Truffa on line e aggravante della minorata difesa: sempre in caso di “distanza” tra vittima e agente.
Il principio di diritto riaffermato dalla Sesta Sezione penale della Cassazione nella sentenza numero 18585/2024 – depositata il 10/05/2024, è stato applicato per risolvere un processo in cui i giudici di merito avevano unanimemente ritenuto l’imputato colpevole di sette episodi di truffa aggravata ai sensi dell’art. 61 n.5 C.P. L’imputato aveva proposto a diverse persone la vendita online di scarpe da ginnastica, incassando i relativi pagamenti senza mai consegnare le scarpe agli acquirenti.

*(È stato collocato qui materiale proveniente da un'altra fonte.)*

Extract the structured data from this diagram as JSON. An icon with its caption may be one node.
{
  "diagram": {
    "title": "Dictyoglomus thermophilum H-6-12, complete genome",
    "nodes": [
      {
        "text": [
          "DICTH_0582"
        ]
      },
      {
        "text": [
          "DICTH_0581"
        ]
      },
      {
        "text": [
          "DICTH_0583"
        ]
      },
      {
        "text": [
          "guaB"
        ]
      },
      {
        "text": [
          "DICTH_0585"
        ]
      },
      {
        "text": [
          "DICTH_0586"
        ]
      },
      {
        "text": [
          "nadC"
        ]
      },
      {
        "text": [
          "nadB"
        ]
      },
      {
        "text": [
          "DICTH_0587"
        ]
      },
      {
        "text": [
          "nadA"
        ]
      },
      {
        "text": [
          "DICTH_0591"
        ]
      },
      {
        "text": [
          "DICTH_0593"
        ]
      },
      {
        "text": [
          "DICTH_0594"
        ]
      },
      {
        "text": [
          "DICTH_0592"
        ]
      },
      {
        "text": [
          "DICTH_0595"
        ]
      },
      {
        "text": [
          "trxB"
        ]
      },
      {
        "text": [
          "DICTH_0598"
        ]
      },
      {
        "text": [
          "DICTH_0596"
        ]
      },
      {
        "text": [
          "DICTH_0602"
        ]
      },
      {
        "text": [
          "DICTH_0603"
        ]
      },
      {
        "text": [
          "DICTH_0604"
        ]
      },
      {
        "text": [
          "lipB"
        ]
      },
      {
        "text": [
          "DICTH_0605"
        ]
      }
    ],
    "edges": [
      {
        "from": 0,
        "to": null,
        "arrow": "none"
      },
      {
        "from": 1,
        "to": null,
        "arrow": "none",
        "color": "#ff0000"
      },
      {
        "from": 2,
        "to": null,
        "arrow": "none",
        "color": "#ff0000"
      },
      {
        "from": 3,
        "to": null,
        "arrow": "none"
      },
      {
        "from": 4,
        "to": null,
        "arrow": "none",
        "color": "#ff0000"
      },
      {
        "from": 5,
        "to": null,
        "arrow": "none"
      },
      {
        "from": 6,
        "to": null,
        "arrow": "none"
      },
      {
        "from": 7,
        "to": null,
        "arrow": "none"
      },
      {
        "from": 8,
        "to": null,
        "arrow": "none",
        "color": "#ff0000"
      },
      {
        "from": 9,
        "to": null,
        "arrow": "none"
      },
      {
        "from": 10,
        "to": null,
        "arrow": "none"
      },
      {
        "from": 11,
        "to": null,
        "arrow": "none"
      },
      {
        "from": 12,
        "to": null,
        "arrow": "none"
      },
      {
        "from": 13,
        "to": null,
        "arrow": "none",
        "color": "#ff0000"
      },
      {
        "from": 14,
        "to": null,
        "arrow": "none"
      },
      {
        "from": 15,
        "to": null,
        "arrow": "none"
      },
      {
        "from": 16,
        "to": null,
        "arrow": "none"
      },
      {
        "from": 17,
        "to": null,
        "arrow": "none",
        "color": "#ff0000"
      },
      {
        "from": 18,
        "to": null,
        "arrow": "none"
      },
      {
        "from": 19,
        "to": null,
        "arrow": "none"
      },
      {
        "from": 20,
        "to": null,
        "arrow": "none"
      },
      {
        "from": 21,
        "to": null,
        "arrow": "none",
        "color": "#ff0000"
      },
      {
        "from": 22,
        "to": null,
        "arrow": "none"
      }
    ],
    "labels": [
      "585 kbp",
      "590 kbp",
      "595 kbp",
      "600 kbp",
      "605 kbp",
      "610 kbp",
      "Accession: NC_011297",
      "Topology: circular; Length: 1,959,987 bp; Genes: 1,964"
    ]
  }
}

Secondo la difesa dell’imputato, l’applicazione della circostanza aggravante doveva essere considerata illegittima poiché, sebbene l’imputato si fosse inizialmente presentato online proponendo la vendita di un paio di scarpe di cui era realmente in possesso, aveva comunque utilizzato la sua vera identità. Infatti, aveva impiegato il proprio profilo Facebook e fornito agli acquirenti il proprio documento d’identità, numero di telefono e indirizzo di residenza, rendendo così la sua azione illecita meno insidiosa.
La decisione della Corte
La Suprema Corte ha respinto il ricorso, confermando precedenti orientamenti giurisprudenziali ( cfr. sent. n. 19737 del 22/03/2017, Pm in proc. Cristaldi, Rv. 269893 – 01), per i quali sussiste l’aggravante della minorata difesa, con riferimento alle circostanze di luogo note all’autore del reato e delle quali egli, ai sensi dell’art. 61, n. 5, C.P., abbia approfittato, nell’ipotesi di truffa commessa attraverso la vendita di prodotti “online”, poiché, in tal caso, la distanza tra il luogo dove si trova la vittima, che di norma paga in anticipo il prezzo del bene venduto, e quello in cui si trova l’agente, determina una posizione di maggior favore per quest’ultimo, consentendogli di nascondere la sua identità, di non sottoporre il prodotto venduto ad alcun efficace controllo preventivo da parte dell’acquirente e di sottrarsi agevolmente alle conseguenze della propria condotta (applicando tale principio, la Corte aveva annullato con rinvio l’ordinanza del tribunale che aveva respinto l’appello contro l’ordinanza di rigetto della richiesta cautelare ed aveva escluso l’aggravante della minorata difesa, ritenendo che l’annuncio relativo alla vendita di beni, inserito in un sito internet, costituisse una modalità della condotta, e non una circostanza di luogo, nel quale la distanza accomuna entrambe le parti, che ne accettano i rischi affidandosi alla buona fede dell’interlocutore)»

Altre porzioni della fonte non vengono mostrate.